Just over 11 years ago, Gary Dewees stepped into a newly created position as Brown Circuit Court bailiff and set an example those who worked with him will never forget.
A Brown County Sheriff’s Department reserve deputy since 1982, Dewees went from a materials manager at Cummins to bailiff in April 2005.
“I’ve always been impressed with law enforcement, and unfortunately at my age then, I couldn’t get into law enforcement full time,” he said.
With no previous occupant in Dewees’ position, he had to find a way to balance everything from securing the courthouse to summoning jurors to gathering case files.
“I just had to figure out how was the best way for me to get it done to meet their needs,” he said.
But talk to anyone who worked with Dewees, and the stories they tell are of all the ways he exceeded any need.
“I was afraid that when he left I wouldn’t know what to have somebody else do because he just took care of things,” Judge Judith Stewart said.
Even when he went on vacation, Dewees would have all the case files for the time he would be gone lined up before he left, said Lisa Day, who works in the court office.
“I mean, they’re very busy and they didn’t have time for that,” Dewees said.
Even though it was not in his job description, when the first court employees arrived on winter mornings, they would find Dewees cleaning sidewalks and his start time was no different from theirs, said Melissa Stinson, who worked in the county clerk’s office.
“Every job that I’ve had in my entire life, I’ve always gone to work early,” Dewees said. “I just got there, and when I was there, I just done what needed to be done.”

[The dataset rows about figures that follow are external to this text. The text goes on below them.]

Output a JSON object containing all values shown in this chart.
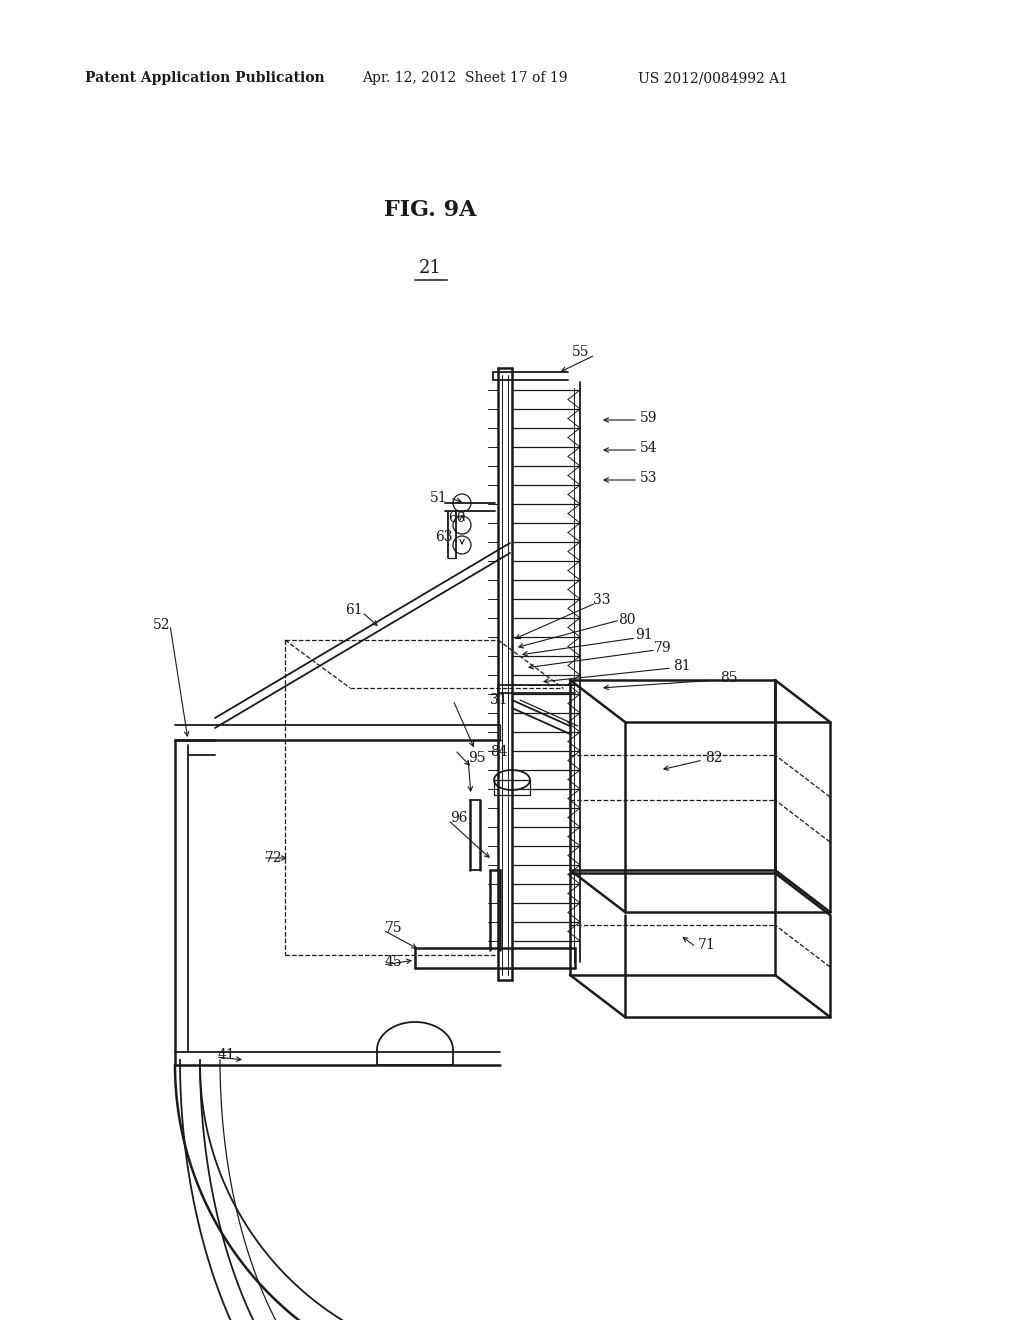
{
  "bg_color": "#ffffff",
  "line_color": "#1a1a1a",
  "text_color": "#1a1a1a",
  "header_left": "Patent Application Publication",
  "header_mid": "Apr. 12, 2012  Sheet 17 of 19",
  "header_right": "US 2012/0084992 A1",
  "fig_label": "FIG. 9A",
  "part_label": "21"
}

When the women who worked at the court had to stay late, Dewees would stay as well — on his own time.
“It’s just, in order to keep everybody safe, I wanted to be there,” he said.

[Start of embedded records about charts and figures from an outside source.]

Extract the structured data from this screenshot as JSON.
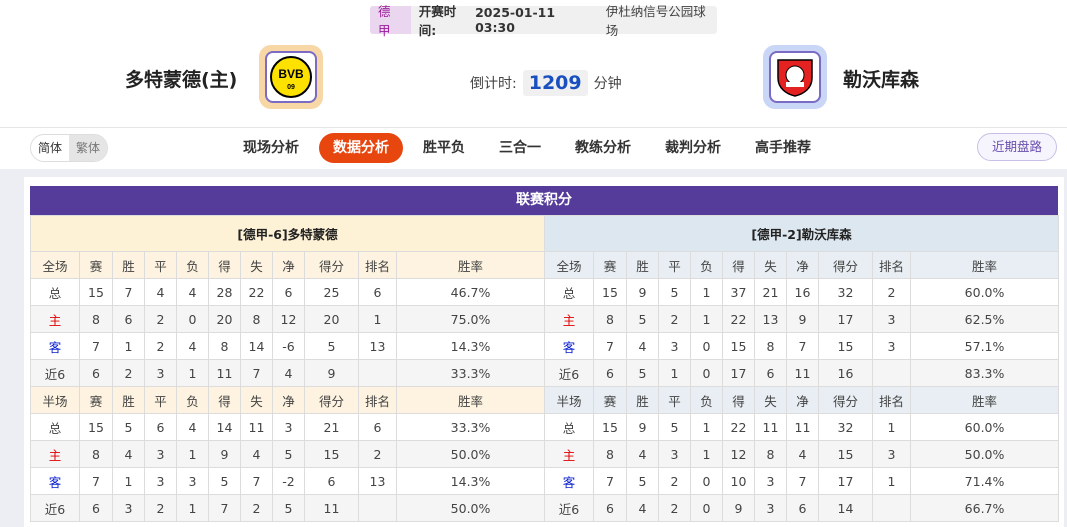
{
  "match": {
    "league": "德甲",
    "time_label": "开赛时间:",
    "time": "2025-01-11 03:30",
    "venue": "伊杜纳信号公园球场",
    "home": "多特蒙德(主)",
    "away": "勒沃库森",
    "countdown_label": "倒计时:",
    "countdown": "1209",
    "countdown_unit": "分钟",
    "home_logo": "BVB 09",
    "away_logo": "Bayer 04 Leverkusen"
  },
  "lang": {
    "simplified": "简体",
    "traditional": "繁体"
  },
  "tabs": [
    {
      "label": "现场分析"
    },
    {
      "label": "数据分析",
      "active": true
    },
    {
      "label": "胜平负"
    },
    {
      "label": "三合一"
    },
    {
      "label": "教练分析"
    },
    {
      "label": "裁判分析"
    },
    {
      "label": "高手推荐"
    }
  ],
  "recent_button": "近期盘路",
  "section_title": "联赛积分",
  "colors": {
    "accent": "#e8460f",
    "header": "#553c9a",
    "home": "#e00000",
    "away": "#0a1fd0"
  },
  "tables": [
    {
      "title": "[德甲-6]多特蒙德",
      "full_header": [
        "全场",
        "赛",
        "胜",
        "平",
        "负",
        "得",
        "失",
        "净",
        "得分",
        "排名",
        "胜率"
      ],
      "full_rows": [
        [
          "总",
          "15",
          "7",
          "4",
          "4",
          "28",
          "22",
          "6",
          "25",
          "6",
          "46.7%"
        ],
        [
          "主",
          "8",
          "6",
          "2",
          "0",
          "20",
          "8",
          "12",
          "20",
          "1",
          "75.0%"
        ],
        [
          "客",
          "7",
          "1",
          "2",
          "4",
          "8",
          "14",
          "-6",
          "5",
          "13",
          "14.3%"
        ],
        [
          "近6",
          "6",
          "2",
          "3",
          "1",
          "11",
          "7",
          "4",
          "9",
          "",
          "33.3%"
        ]
      ],
      "half_header": [
        "半场",
        "赛",
        "胜",
        "平",
        "负",
        "得",
        "失",
        "净",
        "得分",
        "排名",
        "胜率"
      ],
      "half_rows": [
        [
          "总",
          "15",
          "5",
          "6",
          "4",
          "14",
          "11",
          "3",
          "21",
          "6",
          "33.3%"
        ],
        [
          "主",
          "8",
          "4",
          "3",
          "1",
          "9",
          "4",
          "5",
          "15",
          "2",
          "50.0%"
        ],
        [
          "客",
          "7",
          "1",
          "3",
          "3",
          "5",
          "7",
          "-2",
          "6",
          "13",
          "14.3%"
        ],
        [
          "近6",
          "6",
          "3",
          "2",
          "1",
          "7",
          "2",
          "5",
          "11",
          "",
          "50.0%"
        ]
      ]
    },
    {
      "title": "[德甲-2]勒沃库森",
      "full_header": [
        "全场",
        "赛",
        "胜",
        "平",
        "负",
        "得",
        "失",
        "净",
        "得分",
        "排名",
        "胜率"
      ],
      "full_rows": [
        [
          "总",
          "15",
          "9",
          "5",
          "1",
          "37",
          "21",
          "16",
          "32",
          "2",
          "60.0%"
        ],
        [
          "主",
          "8",
          "5",
          "2",
          "1",
          "22",
          "13",
          "9",
          "17",
          "3",
          "62.5%"
        ],
        [
          "客",
          "7",
          "4",
          "3",
          "0",
          "15",
          "8",
          "7",
          "15",
          "3",
          "57.1%"
        ],
        [
          "近6",
          "6",
          "5",
          "1",
          "0",
          "17",
          "6",
          "11",
          "16",
          "",
          "83.3%"
        ]
      ],
      "half_header": [
        "半场",
        "赛",
        "胜",
        "平",
        "负",
        "得",
        "失",
        "净",
        "得分",
        "排名",
        "胜率"
      ],
      "half_rows": [
        [
          "总",
          "15",
          "9",
          "5",
          "1",
          "22",
          "11",
          "11",
          "32",
          "1",
          "60.0%"
        ],
        [
          "主",
          "8",
          "4",
          "3",
          "1",
          "12",
          "8",
          "4",
          "15",
          "3",
          "50.0%"
        ],
        [
          "客",
          "7",
          "5",
          "2",
          "0",
          "10",
          "3",
          "7",
          "17",
          "1",
          "71.4%"
        ],
        [
          "近6",
          "6",
          "4",
          "2",
          "0",
          "9",
          "3",
          "6",
          "14",
          "",
          "66.7%"
        ]
      ]
    }
  ]
}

Dewees was as proactive in the courtroom as out, Stewart said.
“If I was concerned about something that was going on in court — if people were starting to get really emotional — Gary was already on it,” Stewart said. “He had a very calming influence, very, what I would call, ‘calm authority’.”
Magistrate Frank Nardi said Dewees understood how to maintain a careful balance, never overreacting, yet always in control.
It’s rare that someone is happy to be in a courtroom, Nardi said.
“People sometimes come to court and think they can handle it like they see on TV,” Nardi said.
When people start yelling and calling names, the already tense situation can easily get out of hand, he said.
“You don’t want someone who’s going to fly off the handle. You want someone who is going to diffuse the situation, as opposed to making it worse,” Nardi said. “And he had that knack.”
Dewees’ wife, Brenda, said he is a voice of reason. He has always looked for a way to de-escalate situations even as they are developing, whether he was serving as a reserve deputy or raising their children.
“He’s always been very good at assessing situations and then being able to respond appropriately,” she said. “That’s something that he’s just a natural at.”
Dewees also sprung into action when needed, Stinson said, recalling a scuffle in the courthouse stairwell.
Hearing thuds and screaming, Stinson hit the alarm in the clerk’s office and ran out to see what was happening, she said. When she reached the stairs, DeWees was already breaking up a domestic dispute.
“He took his job very seriously, and he worried about everyone in here,” County Clerk Brenda Woods said. “It wasn’t like a job, it was like he was taking care of his own family.”
Dewees does not recall ever being overwhelmed by watching case after case in the courtroom, he said.
“There was a few times that I was a little bit — bothered, by some of the people that would be in there, their sentences and things like that,” he said. “You try to think what else could have been done to have kept them from having to get to this stage in their life.”
Though his coworkers mostly speak about his professional side, Dewees’ “ornery” side inspires chuckles and grins around the county courthouse.
In one incident he did not admit to until his retirement party, Dewees collected up the tiny paper circles from the office hole punches and saved them, he said.
Then, one rainy day, he dumped an entire bag into coworker Debbie Schroeder’s umbrella.
Leaving for lunch, she stepped out the courthouse door, opened her umbrella and was showered in tiny white dots.
“It backfired on him, because he had to pick up all the dots out front,” Schroeder said.
The ribbing went both ways. Schroeder revealed at Dewees’ retirement party that there had never been anything wrong with his office chair. For years, she lowered it every time he left the room, leading him to assume it had a faulty piston.
Several of Dewees’ coworkers recalled how big he would smile when setting a fat stack of files in a newly emptied “in” basket.
Woods laughed as she talked about the way Dewees would stare when he was waiting for someone to finish with a piece of paperwork — or the way he dropped her files in the middle of the floor when she moved her inbox too often.
“There was just a lot of teasing, just, you know, things just to kind of keep the job interesting,” Dewees said. “And sometimes to take your mind off the job.”
At the end, the most rewarding part of the job was the people, Dewees said.
“It’s one of the best jobs I ever had, just because of the people that I was privileged to work with,” he said. “I mean, everybody there is wonderful people.”